Wave-function representations of probability densities:

Univariate densities $p(x)$ are encoded as

$\psi(x) = \sqrt{p(x)} = \sum_{n=0}^{N} c_n \varphi_n(x),$

where $\{\varphi_n\}$ is the Hermite basis. This expansion is formally identical to quantum wavefunction representations, with statistical constraints $\|\psi\|^2=1$ and $p(x)=|\psi(x)|^2$ (Thompson, 2017).

Low-Rank Neural Representations (LRNR):

For hyperbolic wave dynamics, LRNRs construct expressively efficient architectures—wherein neural network layers are parameterized by low-rank tensors, with temporal evolution encoded by a hypernetwork generating the low-dimensional parameter trajectory. The learned "hypermodes" are interpretable as characteristic wave features (translations, modulations), and enable both compression and scalable inference (Cho et al., 29 Oct 2025).

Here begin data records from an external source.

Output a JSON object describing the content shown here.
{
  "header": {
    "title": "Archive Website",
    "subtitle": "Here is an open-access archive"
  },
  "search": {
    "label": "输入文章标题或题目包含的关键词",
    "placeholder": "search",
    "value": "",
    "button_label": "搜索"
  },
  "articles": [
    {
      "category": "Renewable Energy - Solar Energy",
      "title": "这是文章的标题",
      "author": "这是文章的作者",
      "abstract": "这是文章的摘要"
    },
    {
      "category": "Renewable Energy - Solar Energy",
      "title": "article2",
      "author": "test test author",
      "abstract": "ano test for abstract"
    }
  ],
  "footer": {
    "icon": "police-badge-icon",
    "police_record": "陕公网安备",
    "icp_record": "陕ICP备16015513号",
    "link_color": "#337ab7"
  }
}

5. Analytic and Harmonic Encodings in Abstract Domains

Wave-based principles extend beyond classical PDEs to domains such as number theory and arithmetic via integrals of analytic kernels.

Wave Arithmetic:

Each number $N$ is realized as the integral of a structured kernel,

$N = \int_D K_N(\mathbf{x})\, d\mathbf{x},$

with arithmetic operations realized as geometric concatenation (addition), tensor/slice integration (multiplication), and higher tensor products (exponentiation). Primality and divisibility correspond to geometric irreducibility or spectral resonance. Thus, arithmetic becomes an analysis of analytic resonance patterns rather than symbolic discrete tokens (Semenov, 21 Apr 2025).

6. Unified Operator and Field Representations

Full field solutions and operator actions for diverse wave phenomena can be encoded compactly via matrix–vector first-order systems and associated Green’s functions, propagator matrices, and focusing functions:

Matrix–vector wave equation:

$\partial_z\, \mathbf{q}(x) = \mathbf{L}(x)\, \mathbf{q}(x) + \mathbf{d}(x)$

with operator $\mathbf{L}$ covering acoustic, elastodynamic, electromagnetic, and other wave types by appropriate block structure (Wapenaar, 2017). Symmetry properties of $\mathbf{L}$ (including adjoint relations) enforce universal reciprocity theorems.

Green’s matrix and propagator representations:

Volume and boundary integral representations for wave fields, boundary-only single-sided representations (using propagator matrices $\mathbf{W}$ ), and data-driven Marchenko-type focusing functions all provide different but related "wave-based" forms for field recovery, imaging, and inverse problems (Wapenaar, 2021).

Global reciprocity and time reversal:

Boundary integral expressions (correlational and convolutional types) relate fields throughout the domain, encoding forward modeling, imaging, redatuming, and Green’s function retrieval, including via single-boundary data.

7. Applications, Extensions, and Open Problems

Wave-based representations are deployed in:

Structural health monitoring (modal decomposition, anomaly detection, inverse design) (Tetali et al., 2021, Tetali et al., 2023, Rautela et al., 2022, Rautela et al., 2022, Fan et al., 15 Apr 2025)
Quantum/classical hybrid dynamics and density-matrix evolution (McCaul et al., 2023)
Unsupervised and deep-learning driven inversion and data generation (Rautela et al., 2022, Cho et al., 29 Oct 2025)
Number-theoretic and analytic frameworks (Wave Arithmetic) (Semenov, 21 Apr 2025)
Unified and multi-physics field modeling (Wapenaar, 2017, Wapenaar, 2021)

Prominent open questions include the generalization of physics-informed factorization to non-linear PDEs, automated model/hyperparameter selection, extension to multidimensional and non-separable domains, physically interpretable latent representations in learned architectures, and the rigorous interplay between analytic-harmonic and deep/neural approaches.

Wave-based representations unify diverse phenomena by encoding structure, symmetry, and propagation properties of waves in mathematical, computational, and physical systems. They serve as a backbone for robust, interpretable, and often optimally compact descriptions across domains from PDE-based physics to probabilistic modeling, signal analysis, and even arithmetic.